Assassinat d'Antoine Sollacaro : le parquet de Marseille requiert les assises pour 3 membres supposés du "Petit Bar"

Le parquet de Marseille a requis un procès aux assises pour plusieurs membres présumés de la bande du "Petit Bar" dans le cadre de l'instruction sur l'assassinat d'Antoine Sollacaro. Trois personnes sont visées par l'institution judiciaire : Jacques Santoni, André Bacchiolelli, et Mickaël Ettori.

Les policiers investiguent la scène de crime, le 16 octobre 2012.
Les policiers investiguent la scène de crime, le 16 octobre 2012. © Pascal POCHARD CASABIANCA / AFP

Le parquet estime que Jacques Santoni, chef présumé de la bande criminelle et décrit comme "le commanditaire" et le "cerveau" de l'assassinat de l'ancien bâtonnier Antoine Sollacaro, le 16 octobre 2012, doit être jugé pour complicité de meurtre avec préméditation et association de malfaiteurs en vue de la préparation de ce crime.

"Vendetta et volonté de mainmise économique sur la Corse-du-Sud"

 Dans son réquisitoire définitif daté du 15 février et consulté par l'AFP, le parquet décrit "une rivalité (qui n'est pas une fiction journalistique ou policière) entre le duo Alain Orsoni et Antoine Nivaggioni - dont Me Sollacaro était l'avocat - et l'équipe dite du "Petit Bar"."

Toujours selon le parquet, cette rivalité était fondée sur "de la vendetta mais également sur une volonté de mainmise économique sur la Corse-du-Sud, notamment au travers de la Chambre de Commerce et d'Industrie".

Le parquet s'est notamment appuyé sur les déclarations du "repenti" Patrick Giovannoni. Ancienne petite main du gang dit du Petit Bar, ce dernier a obtenu ce statut de "collaborateur de justice" le 18 février 2015 en échange de ses aveux dans plusieurs dossiers de criminalité corse. L'homme a ainsi affirmé avoir reçu les confidences de Jacques Santoni, qui aurait déclaré après la mort de l'avocat : "C'est nous qui avons tapé".

Mises en accusation pour association de malfaiteurs

André Bacchiolelli, membre presumé du Petit Bar, devrait lui bénéficier, selon le parquet de Marseille, d'un non-lieu "au bénéfice du doute" pour l'assassinat d'Antoine Sollacaro. L'accusation réclame néanmoins sa comparution devant les assises des Bouches-du-Rhône pour "association de malfaiteurs en vue de la préparation de ce meurtre, en état de récidive légale".

Enfin, le parquet requiert la mise en accusation pour association de malfaiteurs de Mickaël Ettori, décrit comme un "proche lieutenant de Jacques Santoni" pour son rôle dans l'organisation de réseaux de téléphonie occultes et la gestion d'armes et de véhicules, dont la moto des tueurs de l'ex bâtonnier Sollacaro.

André Bacchiolelli et Mickaël Ettori toujours en fuite

Dénonçant "un dossier vide de preuves", Jacques Santoni, tétraplégique depuis un accident de moto en 2003, a reproché au juge d'instruction d'avoir "manipulé un malheureux, pour fabriquer un repenti, un Don Camillo venu colmater le dossier".

André Bacchiolelli et Mickaël Ettori sont de leur côté activement recherchés.
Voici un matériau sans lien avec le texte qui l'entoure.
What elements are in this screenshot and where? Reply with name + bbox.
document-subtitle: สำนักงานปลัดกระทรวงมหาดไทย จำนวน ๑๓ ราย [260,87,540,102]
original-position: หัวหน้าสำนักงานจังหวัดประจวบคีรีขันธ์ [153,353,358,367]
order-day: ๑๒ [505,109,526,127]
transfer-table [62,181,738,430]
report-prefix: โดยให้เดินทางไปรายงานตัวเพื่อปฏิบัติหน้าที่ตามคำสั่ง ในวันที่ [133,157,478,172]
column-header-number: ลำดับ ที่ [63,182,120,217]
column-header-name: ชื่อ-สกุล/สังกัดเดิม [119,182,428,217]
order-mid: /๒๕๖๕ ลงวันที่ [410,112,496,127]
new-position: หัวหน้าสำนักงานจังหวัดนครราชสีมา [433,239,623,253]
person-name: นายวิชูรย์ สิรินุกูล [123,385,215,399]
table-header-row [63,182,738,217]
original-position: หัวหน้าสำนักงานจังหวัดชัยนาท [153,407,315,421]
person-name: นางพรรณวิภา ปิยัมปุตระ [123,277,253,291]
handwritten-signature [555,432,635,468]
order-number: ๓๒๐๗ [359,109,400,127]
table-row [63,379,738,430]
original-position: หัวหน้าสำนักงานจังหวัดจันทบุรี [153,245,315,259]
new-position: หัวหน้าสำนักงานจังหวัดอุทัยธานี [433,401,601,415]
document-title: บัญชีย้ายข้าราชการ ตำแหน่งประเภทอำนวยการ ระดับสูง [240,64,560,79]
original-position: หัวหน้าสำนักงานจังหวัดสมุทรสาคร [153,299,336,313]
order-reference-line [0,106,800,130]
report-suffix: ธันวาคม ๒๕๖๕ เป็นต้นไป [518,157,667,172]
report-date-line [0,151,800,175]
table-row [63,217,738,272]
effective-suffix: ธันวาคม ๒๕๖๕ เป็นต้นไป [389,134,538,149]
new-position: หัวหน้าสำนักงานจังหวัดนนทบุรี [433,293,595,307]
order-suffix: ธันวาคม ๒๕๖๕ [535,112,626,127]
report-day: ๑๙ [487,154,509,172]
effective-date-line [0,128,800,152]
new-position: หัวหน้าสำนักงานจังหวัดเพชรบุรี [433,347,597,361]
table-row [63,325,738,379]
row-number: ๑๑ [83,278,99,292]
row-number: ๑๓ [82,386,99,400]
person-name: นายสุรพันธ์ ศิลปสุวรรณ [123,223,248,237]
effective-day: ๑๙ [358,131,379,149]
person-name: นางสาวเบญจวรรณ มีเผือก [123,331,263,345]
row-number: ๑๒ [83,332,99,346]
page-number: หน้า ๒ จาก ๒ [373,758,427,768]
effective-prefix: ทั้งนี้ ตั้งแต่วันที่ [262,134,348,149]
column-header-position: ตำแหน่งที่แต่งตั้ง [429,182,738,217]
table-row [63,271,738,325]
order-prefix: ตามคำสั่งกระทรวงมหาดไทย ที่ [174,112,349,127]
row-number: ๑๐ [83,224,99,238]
Les deux hommes seraient ainsi parvenus à échapper à la vague d'interpellations organisée par la direction régionale de la police judiciaire d'Ajaccio épaulée du Raid, sur commission rogatoire d'un juge de la Jirs de Marseille, le 28 septembre dernier. Le coup de filet, qui s'est donc conclu par un fiasco opérationnel, était organisé dans le cadre de l'enquête sur la tentative d'assassinat contre Guy Orsoni en septembre 2018, et avait été suivi du dessaisissement de la police judiciaire des enquêtes visant le Petit Bar.

Les éventuelles mises en accusation finales doivent désormais être décidées par la juge d'instruction.